A morte em massa por guerra não é isso.

Bailey afirma explicitamente que quando vastos números de pessoas são mortos, isso não tem relação com a Lei de Causa e Efeito como fator na carreira da alma de nenhum indivíduo. Não é ato de restituição planejado por almas individuais trabalhando seu destino pessoal. É processo diretivo do Logos Planetário, operando a partir da Câmara do Conselho em Shamballa.

Isso responde uma das perguntas mais dolorosas que qualquer ser humano já fez diante de uma tragédia coletiva: por que eles? Por que aquelas pessoas específicas, naquele lugar, naquele momento?

A resposta de Bailey é que, em casos de guerra e catástrofe coletiva, às vezes não há razão individual alguma.

E é por isso que a afirmação sobre a Segunda Guerra faz sentido. As formas foram destruídas. Os seres não. Do ponto de vista de quem vê apenas a forma, isso é aniquilação. Do ponto de vista hierárquico, é libertação em massa.

Bailey vai além e afirma algo ainda mais difícil de processar: precisamente por causa dessa destruição em escala inédita, a humanidade fez um avanço muito rápido em direção a uma atitude mais serena em relação à morte. O que parecia pura tragédia teve, do ponto de vista evolutivo, uma função.
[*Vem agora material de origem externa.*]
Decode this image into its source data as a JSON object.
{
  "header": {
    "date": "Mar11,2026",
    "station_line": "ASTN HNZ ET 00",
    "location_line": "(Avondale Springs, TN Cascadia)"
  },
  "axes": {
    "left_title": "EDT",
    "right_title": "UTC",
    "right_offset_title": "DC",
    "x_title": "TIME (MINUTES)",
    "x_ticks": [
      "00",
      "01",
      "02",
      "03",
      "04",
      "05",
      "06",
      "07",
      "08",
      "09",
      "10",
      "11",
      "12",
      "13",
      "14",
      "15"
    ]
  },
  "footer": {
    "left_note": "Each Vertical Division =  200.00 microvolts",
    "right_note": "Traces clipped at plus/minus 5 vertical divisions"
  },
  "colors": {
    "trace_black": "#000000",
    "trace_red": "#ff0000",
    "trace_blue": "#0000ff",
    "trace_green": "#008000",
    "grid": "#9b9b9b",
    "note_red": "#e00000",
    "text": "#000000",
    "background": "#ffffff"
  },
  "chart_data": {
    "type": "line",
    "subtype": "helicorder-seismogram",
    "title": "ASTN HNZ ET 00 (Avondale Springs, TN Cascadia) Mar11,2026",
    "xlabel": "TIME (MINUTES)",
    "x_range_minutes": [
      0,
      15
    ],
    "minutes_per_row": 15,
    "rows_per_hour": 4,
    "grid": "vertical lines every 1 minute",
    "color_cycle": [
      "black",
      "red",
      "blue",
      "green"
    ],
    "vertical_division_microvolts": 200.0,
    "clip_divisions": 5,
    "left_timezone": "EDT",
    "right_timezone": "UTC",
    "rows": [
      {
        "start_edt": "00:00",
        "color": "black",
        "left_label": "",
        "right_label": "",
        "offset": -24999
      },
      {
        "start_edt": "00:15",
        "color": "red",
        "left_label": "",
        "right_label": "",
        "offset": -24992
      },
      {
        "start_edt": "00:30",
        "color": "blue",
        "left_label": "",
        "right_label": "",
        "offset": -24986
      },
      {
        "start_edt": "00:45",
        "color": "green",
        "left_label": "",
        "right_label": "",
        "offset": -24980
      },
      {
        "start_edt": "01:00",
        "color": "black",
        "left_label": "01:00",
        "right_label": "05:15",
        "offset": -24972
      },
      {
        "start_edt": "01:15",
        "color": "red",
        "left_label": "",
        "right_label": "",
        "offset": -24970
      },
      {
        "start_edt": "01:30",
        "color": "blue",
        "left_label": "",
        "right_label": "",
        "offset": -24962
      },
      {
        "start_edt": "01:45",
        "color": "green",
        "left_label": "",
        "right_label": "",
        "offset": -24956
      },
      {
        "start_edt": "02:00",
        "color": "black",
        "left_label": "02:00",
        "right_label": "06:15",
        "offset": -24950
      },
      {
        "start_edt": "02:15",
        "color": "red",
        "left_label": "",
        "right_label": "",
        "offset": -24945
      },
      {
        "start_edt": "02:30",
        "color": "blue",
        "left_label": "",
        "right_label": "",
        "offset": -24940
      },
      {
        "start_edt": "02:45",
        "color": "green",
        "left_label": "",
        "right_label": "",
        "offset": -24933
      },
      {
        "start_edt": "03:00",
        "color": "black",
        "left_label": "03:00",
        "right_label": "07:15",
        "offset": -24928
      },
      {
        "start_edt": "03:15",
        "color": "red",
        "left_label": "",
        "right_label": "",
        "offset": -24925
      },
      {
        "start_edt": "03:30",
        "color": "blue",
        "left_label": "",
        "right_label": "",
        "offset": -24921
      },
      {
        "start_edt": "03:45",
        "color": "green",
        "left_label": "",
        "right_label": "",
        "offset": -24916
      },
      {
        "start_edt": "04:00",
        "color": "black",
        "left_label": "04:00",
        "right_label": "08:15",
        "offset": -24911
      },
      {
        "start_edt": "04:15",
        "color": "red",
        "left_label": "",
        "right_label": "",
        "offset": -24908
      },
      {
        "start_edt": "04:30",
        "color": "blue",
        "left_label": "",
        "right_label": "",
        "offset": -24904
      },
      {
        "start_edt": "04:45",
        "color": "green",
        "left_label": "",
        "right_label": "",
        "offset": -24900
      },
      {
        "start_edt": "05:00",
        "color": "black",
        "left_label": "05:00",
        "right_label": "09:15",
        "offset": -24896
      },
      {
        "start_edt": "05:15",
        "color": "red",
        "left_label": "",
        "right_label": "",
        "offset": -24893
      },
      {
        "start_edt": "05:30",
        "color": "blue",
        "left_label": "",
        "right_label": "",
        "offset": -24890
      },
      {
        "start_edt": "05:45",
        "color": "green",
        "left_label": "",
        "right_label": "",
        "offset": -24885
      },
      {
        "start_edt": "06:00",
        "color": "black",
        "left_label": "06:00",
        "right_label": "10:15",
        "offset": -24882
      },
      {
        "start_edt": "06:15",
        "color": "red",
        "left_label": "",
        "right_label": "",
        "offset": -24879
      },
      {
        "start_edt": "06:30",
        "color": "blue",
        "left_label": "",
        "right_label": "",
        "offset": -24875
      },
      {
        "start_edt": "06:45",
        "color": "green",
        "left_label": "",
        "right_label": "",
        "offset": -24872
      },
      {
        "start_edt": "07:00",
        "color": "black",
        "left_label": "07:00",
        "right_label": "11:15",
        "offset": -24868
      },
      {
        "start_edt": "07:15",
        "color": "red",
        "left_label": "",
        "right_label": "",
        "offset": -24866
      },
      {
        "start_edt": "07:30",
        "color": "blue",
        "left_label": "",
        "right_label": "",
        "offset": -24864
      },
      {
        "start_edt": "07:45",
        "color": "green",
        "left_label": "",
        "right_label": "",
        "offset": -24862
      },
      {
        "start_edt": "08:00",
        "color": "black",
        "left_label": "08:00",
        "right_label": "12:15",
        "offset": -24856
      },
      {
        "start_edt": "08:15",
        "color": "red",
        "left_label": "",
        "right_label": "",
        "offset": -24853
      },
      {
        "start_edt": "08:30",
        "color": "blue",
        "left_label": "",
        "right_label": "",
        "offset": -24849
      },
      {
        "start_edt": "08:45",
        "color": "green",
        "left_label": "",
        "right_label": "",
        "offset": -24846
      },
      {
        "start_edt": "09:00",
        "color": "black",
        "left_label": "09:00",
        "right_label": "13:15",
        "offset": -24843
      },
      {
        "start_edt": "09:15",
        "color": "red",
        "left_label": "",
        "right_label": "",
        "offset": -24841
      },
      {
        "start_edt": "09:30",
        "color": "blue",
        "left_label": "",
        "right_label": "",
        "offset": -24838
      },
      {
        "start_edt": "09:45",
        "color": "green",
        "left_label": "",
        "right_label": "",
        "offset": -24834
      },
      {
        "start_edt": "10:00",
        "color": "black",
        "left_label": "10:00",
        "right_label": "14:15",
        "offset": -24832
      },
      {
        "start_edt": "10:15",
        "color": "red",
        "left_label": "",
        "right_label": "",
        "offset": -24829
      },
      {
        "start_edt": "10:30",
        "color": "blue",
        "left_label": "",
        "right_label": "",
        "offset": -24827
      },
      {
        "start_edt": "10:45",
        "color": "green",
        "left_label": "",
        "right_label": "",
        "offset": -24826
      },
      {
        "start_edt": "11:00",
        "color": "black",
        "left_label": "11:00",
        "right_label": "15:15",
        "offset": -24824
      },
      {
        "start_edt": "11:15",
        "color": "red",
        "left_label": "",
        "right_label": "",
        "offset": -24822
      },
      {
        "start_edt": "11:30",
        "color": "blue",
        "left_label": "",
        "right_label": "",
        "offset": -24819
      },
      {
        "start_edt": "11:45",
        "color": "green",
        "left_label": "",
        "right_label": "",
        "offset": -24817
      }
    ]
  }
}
Isso não justifica a guerra. Bailey é explícita: são os motivos daqueles que originam guerras no plano físico que os tornam maus. A guerra é evidência de separatividade levada ao extremo. Mas o efeito da morte em massa sobre a consciência coletiva foi, segundo ela, acelerar a perda do medo.

E então Bailey define o assassinato de uma forma que ninguém espera.

O pecado do assassinato, escreve ela, baseia-se no fato de que interfere no propósito da alma. E não realmente na morte de um corpo físico particular.

Matar é grave porque interrompe algo que a alma estava construindo. Porque rouba de um ser a oportunidade de completar o que veio completar. Não porque destrói matéria organizada.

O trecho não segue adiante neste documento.